The Long, Dark Silence of Jail

The experience of being in jail was obviously another significant trauma to be processed.

 

It was not just the walls that trapped me in jail.

 

It was the absolute isolation.

 

No visitors. No one fighting for me.

 

I was forgotten. The guards walked the floors like robots devoid of humanity and compassion. I don’t think I would want to have such a position as a guard, knowing that some innocent and vulnerable person like me would see any guard doing what must be done as if they were inhuman just for completing tasks required of them.

 

Every night, I lay awake, staring at the ceiling, wondering how long I would be here. Wondering if this was my new reality forever.

 

I thought about innocence—how society claims to protect it, but in reality, no one cared.

 

This is what I had to process.

 

For so long, I had been holding my breath.

 

There were so many other traumas to be processed. The sudden loss of Celta with the next year spent crying all the time. The time spent in Wilmington, dragged down there for a court date when justice had failed me… when Wilmington was no longer the joyful home it had been.

 

Breaking the Cycle of Trauma

Session after session, I faced each memory.

 

Each wound that had festered, buried beneath layers of toxic shame and survival.

 

I learned to bring in resourcesLynn, Celta, people who had loved me - my maternal grandparents.

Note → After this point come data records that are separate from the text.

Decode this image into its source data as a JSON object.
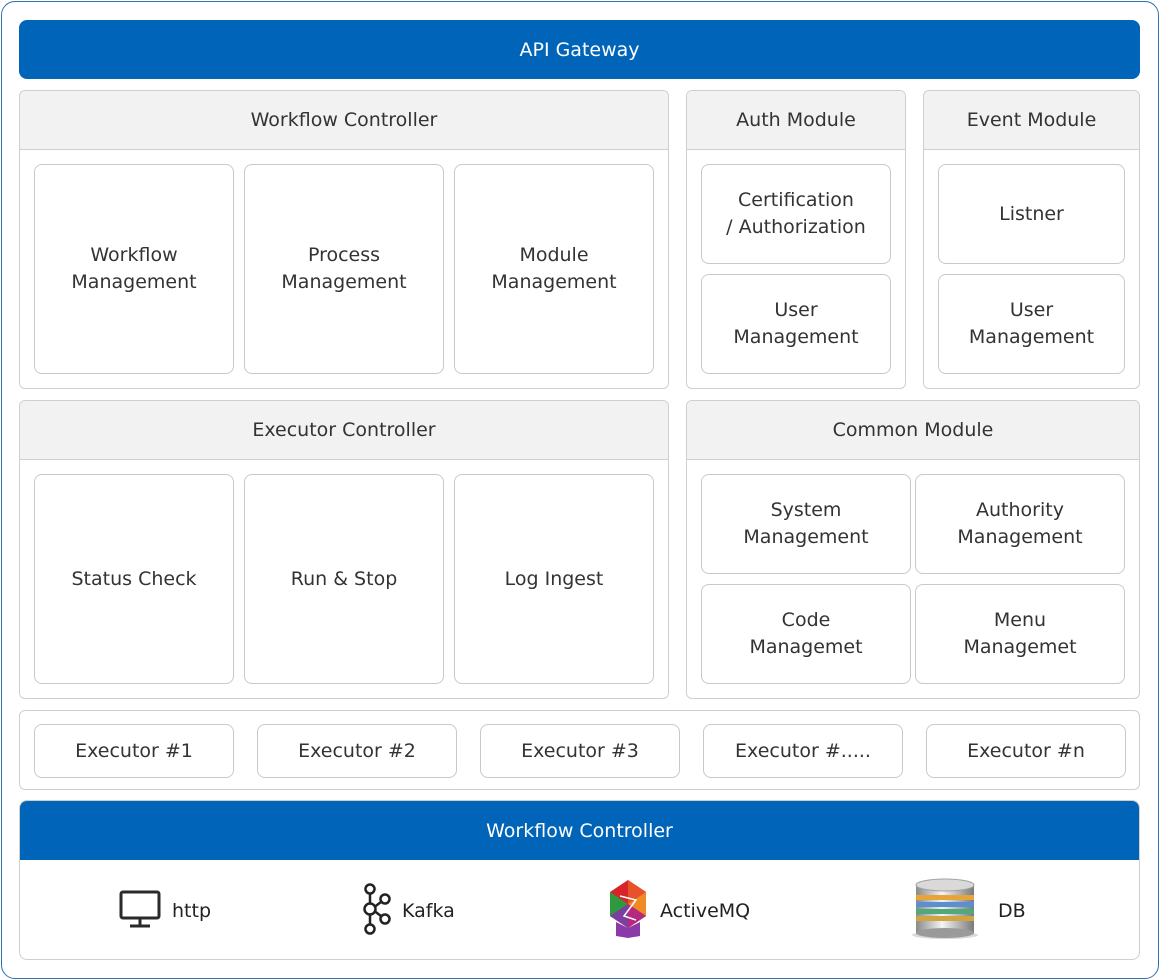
{
  "gateway": {
    "label": "API Gateway"
  },
  "workflow_controller": {
    "title": "Workflow Controller",
    "items": [
      "Workflow\nManagement",
      "Process\nManagement",
      "Module\nManagement"
    ]
  },
  "auth_module": {
    "title": "Auth Module",
    "items": [
      "Certification\n/ Authorization",
      "User\nManagement"
    ]
  },
  "event_module": {
    "title": "Event Module",
    "items": [
      "Listner",
      "User\nManagement"
    ]
  },
  "executor_controller": {
    "title": "Executor Controller",
    "items": [
      "Status Check",
      "Run & Stop",
      "Log Ingest"
    ]
  },
  "common_module": {
    "title": "Common Module",
    "items": [
      "System\nManagement",
      "Authority\nManagement",
      "Code\nManagemet",
      "Menu\nManagemet"
    ]
  },
  "executors": [
    "Executor #1",
    "Executor #2",
    "Executor #3",
    "Executor #.....",
    "Executor #n"
  ],
  "bottom": {
    "title": "Workflow Controller",
    "protocols": [
      {
        "label": "http",
        "icon": "monitor-icon"
      },
      {
        "label": "Kafka",
        "icon": "kafka-icon"
      },
      {
        "label": "ActiveMQ",
        "icon": "activemq-icon"
      },
      {
        "label": "DB",
        "icon": "database-icon"
      }
    ]
  },
  "colors": {
    "primary": "#0065b8",
    "panel_header": "#f2f2f2",
    "border": "#cfcfcf"
  }
}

Superheroes.

 

I learned that I could survive remembering.

 

I learned that I was still here.

 

That I had not been erased.

 

That I was not lost forever.

 

And for the first time, I allowed myself to feel what had been trapped for decades.

 

For the first time—I began to heal.

 

Throughout the process, Andrea repeatedly asked me what it said about me. Was this a question about toxic shame? I thought I was overcoming the shame and despair.

 

A tremendous amount of healing had been occurring for the first time. Yet, somehow, deep down, I knew that in many ways nothing had changed.

 

I still hadn’t tried to talking to hardly anyone about this. My best friend Thomas heard my story. Elee had heard. Yet, I was so ashamed of the image of someone hearing my dark secret.

 

It didn’t matter that I was the victim and did not do anything violent. I was the one who had been charged and convicted. The system had failed me and created an undeserved cloak of toxic shame that I wore everywhere.

 

When I had tried to volunteer to work with children, I had not been trusted.

 

There were things that could not be changed with the process of EMDR therapy. Perhaps, there were things I forgot to bring into the therapy room, not knowing how EMDR might have helped with those elements of my lived experiences.